Tolstoy’un günlükleri ve çeşitli konulardaki fikirleri

 

Tolstoy bir sanatçıydı. Nabokov’un deyimiyle romanlarında yaşamı canlandırmak gibi olağanüstü bir yetenek geliştirmişti. Bazı yazarlara göre dünya eğer kendini yazsaydı Tolstoy gibi yazardı. Yani böylesine gerçekçi, doğal ve özgün bir stile sahipti. Anna Karanina ile Savaş ve Barış adlı romanları dünyada bugüne kadar yazılmış en iyi romanlar arasındaki yerini koruyor.

 

Tolstoy bir insan olarak da kendisiyle sürekli cebelleşen, eleştiren, kurallar koyan, kendini aşmaya çalışan, yonta yonta kendi heykelini yapan biriydi kuşkusuz. Yine de huzurlu değildi ve arayışı hiç bitmedi.
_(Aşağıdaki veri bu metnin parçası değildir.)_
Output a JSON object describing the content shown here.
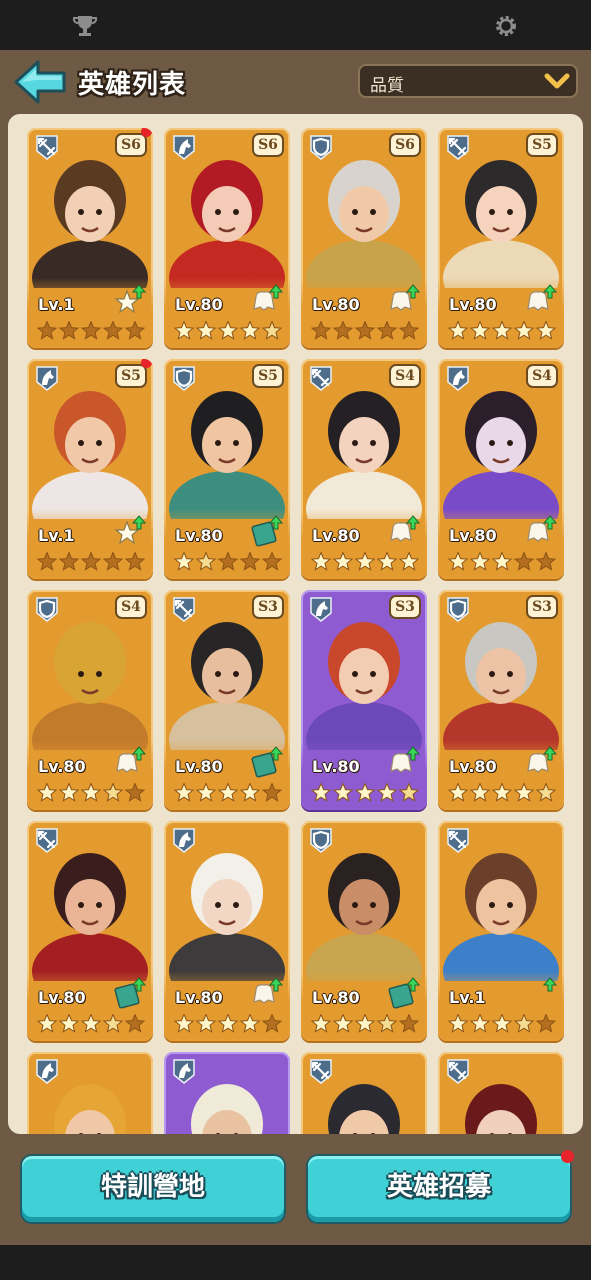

Ellili yaşlardan sonra içine girdiği bunalım sonrasında artan dini duygularına rağmen, aklını hiçbir zaman tatile çıkarmadı. Parlak bir zekaya sahipti. İddia edildiği gibi sanatını reddetmedi ve edebiyat aşkı hiç dinmedi. Diriliş ve Hacı Murat gibi romanlarını hayatının son dönemlerinde yazdı. Yani enerjisini ve üretkenliğini hiç kaybetmedi. Öldüğü güne kadar günlük tuttu.




 

Günlüğüne ilk defa 18 yaşında, 17 Mart 1847 tarihinde Kazan üniversitesinin polikliniğinde yakalandığı zührevi hastalık sırasında yazdı. Genç ve kararlı Tolstoy 24 Mart günü ise şunu yazdı: 

 

”Yapman gerekeni ihmal etmeksizin, ne pahasına olursa olsun yap.”

 

İşte Tolstoy’un günlükleri çok ilginç yaşam öyküsünün, sanat ve hayat mücadelesinin, fikirlerinin ve önemli olaylara verdiği tepkilerin izleriyle dolu. Gençlik yıllarında kendine koyduğu kurallara ve hırslarına, şehvet düşkünlüğü ve zaaflarına, edebiyat merakına, evliliğine giden yola, karısıyla olan fırtınalı ilişkisine, Marksizm, sanat, edebiyat, medeniyet, savaş, şiddet, milliyetçilik, Batı, din, aile, evlilik, hayat, ölüm, diğer Rus yazarları gibi birçok konudaki görüşlerine ilişkin çok değerli kaynaklar günlükleri.

 

Michel Aucouturier’un dediği gibi Tolstoy’un güncesi, bir kavganın, sürekli bir hoşnutsuzluğun ve sürekli bir kendini aşma gereksinmesinin kesin tanıklığını gösteriyor.

 

Tolstoy’un eserlerinin doksan ciltlik bir Sovyet baskısı olduğunu ve bunların on üç cildinin günlükleri ve defterlerinden oluştuğunu biliyor muydunuz? Günlüklerin bir bölümünü derleyen Reginald Frank Christian’a göre bu günlükler hiçbir zaman tamamen tercüme edilmeyecek gibi görünüyor.

 

Christian’a göre Tolstoy’un günlüklerinde son kayıt Astapovo tren istasyonunda ölüm yatağında iken 3 Kasım 1910 tarihinde yazılmış. Tolstoy’un yazdığı son kelimesi “ben” olmuş. Belki de bu kelime yeni bir cümlenin başlangıcıydı ama devamı gelemedi.

 

Malum Tolstoy 82 yaşında bir Ekim gecesi dönmemek üzere evini terk etmişti. Bunun en önemli sebebi karısı Sofya’ya olan kızgınlığı ve ailesinin fikirlerini ve yaşamını takip etmemesi nedeniyle yaşadığı hayal kırıklığıydı. Bu konuyla ilgili ayrıntılı bir yazıyı aşağıdaki linkte bulabilirsiniz.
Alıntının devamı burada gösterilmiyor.